Artigues came to his new role by way of being general counsel to Ballard Brands, a hospitality company in Louisiana that owns PJ’s Coffee, Wow Cafe, New Orleans Roast Coffee & Tea and several other restaurants with 150 locations throughout the Southeast.

Artigues and the three Ballard brothers have connections through Tulane University, mutual friends, business ventures and Republican national politics.

When the Garces group filed for bankruptcy last year, David Maser, a Philadelphia investor who knew the Ballards and Artigues, reached out to them, Artigues said. Maser, the Ballards and Artigues formed 3BM1 and paid $5.5 million in cash plus assumed liabilities of the hospitality group. They now own eight restaurants and manage and operate six others in Philadelphia, New York and Atlantic City. There’s also a large catering division in the group, which combined has a total of about 750 employees.

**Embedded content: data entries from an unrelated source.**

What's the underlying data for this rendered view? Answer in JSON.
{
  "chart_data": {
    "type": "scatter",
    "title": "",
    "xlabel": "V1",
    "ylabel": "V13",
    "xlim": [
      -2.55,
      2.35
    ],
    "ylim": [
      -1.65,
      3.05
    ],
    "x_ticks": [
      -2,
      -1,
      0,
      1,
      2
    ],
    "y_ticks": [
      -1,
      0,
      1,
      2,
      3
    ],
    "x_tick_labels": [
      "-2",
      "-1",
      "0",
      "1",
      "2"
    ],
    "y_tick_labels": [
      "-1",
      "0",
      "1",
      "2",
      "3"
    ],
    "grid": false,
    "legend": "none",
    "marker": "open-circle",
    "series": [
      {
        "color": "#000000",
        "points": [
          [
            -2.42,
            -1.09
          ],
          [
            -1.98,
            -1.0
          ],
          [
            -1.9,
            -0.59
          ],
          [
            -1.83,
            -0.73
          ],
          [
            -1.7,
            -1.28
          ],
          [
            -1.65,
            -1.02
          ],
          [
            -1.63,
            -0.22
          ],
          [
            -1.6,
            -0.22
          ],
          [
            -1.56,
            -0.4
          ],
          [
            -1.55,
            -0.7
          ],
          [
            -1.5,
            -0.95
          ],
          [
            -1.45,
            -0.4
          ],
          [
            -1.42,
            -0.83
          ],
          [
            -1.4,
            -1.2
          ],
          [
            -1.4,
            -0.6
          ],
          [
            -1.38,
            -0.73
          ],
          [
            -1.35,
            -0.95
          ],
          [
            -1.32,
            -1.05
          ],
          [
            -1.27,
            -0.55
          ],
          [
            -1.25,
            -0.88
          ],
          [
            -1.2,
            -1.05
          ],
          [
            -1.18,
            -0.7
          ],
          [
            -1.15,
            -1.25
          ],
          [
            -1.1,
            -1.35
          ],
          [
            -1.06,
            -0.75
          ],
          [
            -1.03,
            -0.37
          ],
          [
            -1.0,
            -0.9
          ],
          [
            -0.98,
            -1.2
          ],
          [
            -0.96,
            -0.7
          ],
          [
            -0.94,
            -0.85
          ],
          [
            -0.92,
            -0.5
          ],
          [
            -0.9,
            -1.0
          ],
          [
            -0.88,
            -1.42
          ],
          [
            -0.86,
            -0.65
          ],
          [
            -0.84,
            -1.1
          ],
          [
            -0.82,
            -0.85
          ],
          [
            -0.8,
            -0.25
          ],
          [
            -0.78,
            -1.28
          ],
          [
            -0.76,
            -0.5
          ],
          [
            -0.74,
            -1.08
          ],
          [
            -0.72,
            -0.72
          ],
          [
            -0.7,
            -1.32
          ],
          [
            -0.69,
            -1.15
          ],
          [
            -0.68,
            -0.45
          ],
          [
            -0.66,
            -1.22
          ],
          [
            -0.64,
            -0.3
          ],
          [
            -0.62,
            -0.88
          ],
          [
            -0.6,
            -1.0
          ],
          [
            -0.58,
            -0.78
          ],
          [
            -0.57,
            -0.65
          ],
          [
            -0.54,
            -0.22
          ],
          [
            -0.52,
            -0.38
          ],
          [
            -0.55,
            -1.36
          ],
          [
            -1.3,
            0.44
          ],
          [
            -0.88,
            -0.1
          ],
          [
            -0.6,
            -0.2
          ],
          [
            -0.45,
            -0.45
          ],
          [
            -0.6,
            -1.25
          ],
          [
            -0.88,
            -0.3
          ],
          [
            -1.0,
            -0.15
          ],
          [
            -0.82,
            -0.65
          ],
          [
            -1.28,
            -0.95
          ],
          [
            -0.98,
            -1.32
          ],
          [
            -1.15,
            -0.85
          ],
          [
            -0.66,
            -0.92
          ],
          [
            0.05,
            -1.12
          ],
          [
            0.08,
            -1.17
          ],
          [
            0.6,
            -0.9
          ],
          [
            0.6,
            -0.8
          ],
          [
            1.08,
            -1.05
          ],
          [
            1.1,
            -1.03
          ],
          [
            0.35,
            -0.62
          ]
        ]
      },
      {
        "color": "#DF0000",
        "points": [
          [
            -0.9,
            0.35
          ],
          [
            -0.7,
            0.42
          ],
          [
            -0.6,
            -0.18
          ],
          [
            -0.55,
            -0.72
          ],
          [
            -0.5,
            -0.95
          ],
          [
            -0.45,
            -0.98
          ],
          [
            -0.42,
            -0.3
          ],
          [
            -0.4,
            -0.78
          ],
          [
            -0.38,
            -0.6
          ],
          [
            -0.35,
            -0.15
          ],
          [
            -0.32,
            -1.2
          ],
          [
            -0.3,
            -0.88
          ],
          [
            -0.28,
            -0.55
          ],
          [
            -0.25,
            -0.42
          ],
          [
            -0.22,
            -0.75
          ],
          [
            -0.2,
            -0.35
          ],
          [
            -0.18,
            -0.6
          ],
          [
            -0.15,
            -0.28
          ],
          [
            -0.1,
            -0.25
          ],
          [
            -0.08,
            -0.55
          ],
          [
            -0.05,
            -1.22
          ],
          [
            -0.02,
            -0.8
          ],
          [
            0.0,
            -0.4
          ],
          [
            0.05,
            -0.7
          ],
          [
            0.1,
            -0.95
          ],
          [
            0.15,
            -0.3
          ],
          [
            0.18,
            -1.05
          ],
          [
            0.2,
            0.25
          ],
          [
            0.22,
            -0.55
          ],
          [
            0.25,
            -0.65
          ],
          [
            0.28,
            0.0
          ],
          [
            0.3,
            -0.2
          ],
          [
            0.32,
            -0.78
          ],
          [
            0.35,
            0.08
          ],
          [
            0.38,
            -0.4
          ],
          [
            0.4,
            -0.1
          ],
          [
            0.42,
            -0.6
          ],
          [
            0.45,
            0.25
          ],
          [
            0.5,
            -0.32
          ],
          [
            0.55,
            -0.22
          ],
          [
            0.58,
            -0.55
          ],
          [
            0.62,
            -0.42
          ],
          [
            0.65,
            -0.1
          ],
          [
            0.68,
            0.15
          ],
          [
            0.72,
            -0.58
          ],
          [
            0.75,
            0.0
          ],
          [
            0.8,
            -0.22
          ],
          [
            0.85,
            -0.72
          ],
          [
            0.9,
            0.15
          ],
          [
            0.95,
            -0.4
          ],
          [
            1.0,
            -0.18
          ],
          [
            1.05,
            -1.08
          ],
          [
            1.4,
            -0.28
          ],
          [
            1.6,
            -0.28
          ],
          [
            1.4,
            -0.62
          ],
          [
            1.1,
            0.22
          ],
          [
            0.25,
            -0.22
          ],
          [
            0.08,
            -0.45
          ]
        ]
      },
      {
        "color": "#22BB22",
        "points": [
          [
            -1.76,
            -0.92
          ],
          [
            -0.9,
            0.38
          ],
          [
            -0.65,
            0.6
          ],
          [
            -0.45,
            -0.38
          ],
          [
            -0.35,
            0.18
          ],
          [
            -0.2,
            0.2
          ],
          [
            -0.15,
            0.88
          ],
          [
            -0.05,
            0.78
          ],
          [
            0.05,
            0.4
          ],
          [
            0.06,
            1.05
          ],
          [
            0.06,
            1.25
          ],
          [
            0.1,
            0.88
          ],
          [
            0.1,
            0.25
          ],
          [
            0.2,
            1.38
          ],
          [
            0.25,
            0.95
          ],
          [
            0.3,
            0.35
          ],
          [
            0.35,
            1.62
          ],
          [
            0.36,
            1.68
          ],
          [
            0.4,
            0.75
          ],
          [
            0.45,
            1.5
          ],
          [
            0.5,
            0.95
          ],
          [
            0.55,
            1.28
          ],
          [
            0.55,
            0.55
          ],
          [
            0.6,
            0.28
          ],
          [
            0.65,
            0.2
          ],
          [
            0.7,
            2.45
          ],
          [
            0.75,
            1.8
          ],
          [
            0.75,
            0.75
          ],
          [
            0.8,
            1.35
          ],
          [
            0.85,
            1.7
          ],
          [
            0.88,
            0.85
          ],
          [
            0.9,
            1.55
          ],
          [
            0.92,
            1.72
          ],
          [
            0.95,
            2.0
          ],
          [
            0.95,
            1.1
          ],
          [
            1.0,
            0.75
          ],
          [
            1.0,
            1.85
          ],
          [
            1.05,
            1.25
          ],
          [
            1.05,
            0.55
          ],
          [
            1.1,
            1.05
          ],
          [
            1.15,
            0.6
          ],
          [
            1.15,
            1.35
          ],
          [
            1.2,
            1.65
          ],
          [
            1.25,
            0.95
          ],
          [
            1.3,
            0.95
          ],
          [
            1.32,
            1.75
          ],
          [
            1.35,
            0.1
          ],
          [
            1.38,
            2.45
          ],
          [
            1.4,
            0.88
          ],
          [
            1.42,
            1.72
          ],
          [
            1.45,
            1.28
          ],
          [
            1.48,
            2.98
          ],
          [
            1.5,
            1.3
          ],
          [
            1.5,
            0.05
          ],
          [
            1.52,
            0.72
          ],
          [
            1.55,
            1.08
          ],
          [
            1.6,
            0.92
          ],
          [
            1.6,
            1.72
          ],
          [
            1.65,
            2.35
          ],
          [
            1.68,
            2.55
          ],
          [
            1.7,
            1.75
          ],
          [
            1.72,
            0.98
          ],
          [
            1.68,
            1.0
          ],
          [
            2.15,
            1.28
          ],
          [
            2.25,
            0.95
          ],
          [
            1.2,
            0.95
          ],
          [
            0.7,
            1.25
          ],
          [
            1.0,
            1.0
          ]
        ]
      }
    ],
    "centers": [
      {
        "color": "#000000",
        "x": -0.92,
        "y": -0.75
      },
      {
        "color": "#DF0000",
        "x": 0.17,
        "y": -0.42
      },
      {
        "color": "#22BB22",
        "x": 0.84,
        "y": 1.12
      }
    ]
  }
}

As CEO Artigues said, “I’m helping the new ownership group restructure and reorganize at the corporate level to make it more streamlined and efficient.” He’s piecing together the owners’ input on finances, operations and personnel as a “liaison between the operations in Louisiana and Philadelphia.”

Garces, who Artigues called a culinary genius and an artist, is the chief culinary officer of the new company, which is keeping its headquarters in Philadelphia. His restaurants feature Mexican, Spanish, Basque and American cuisine in various venues including food trucks.

Artigues spends about half of his time in Philadelphia and half in Bay St. Louis.In the past six months, Artigues has been focused upon stabilizing and restructuring the new company, but he and the other owners also are looking at expanding. “We’re looking at bringing some of the concepts outside Philadelphia, New York and Atlantic City,” he said. New Orleans and the Coast are possible locations, given the owners’ connections.

The Ballard’s company is headquartered in Covington, La.“We’ve got a concept or two that could work on the coast but not right away,” Artigues said.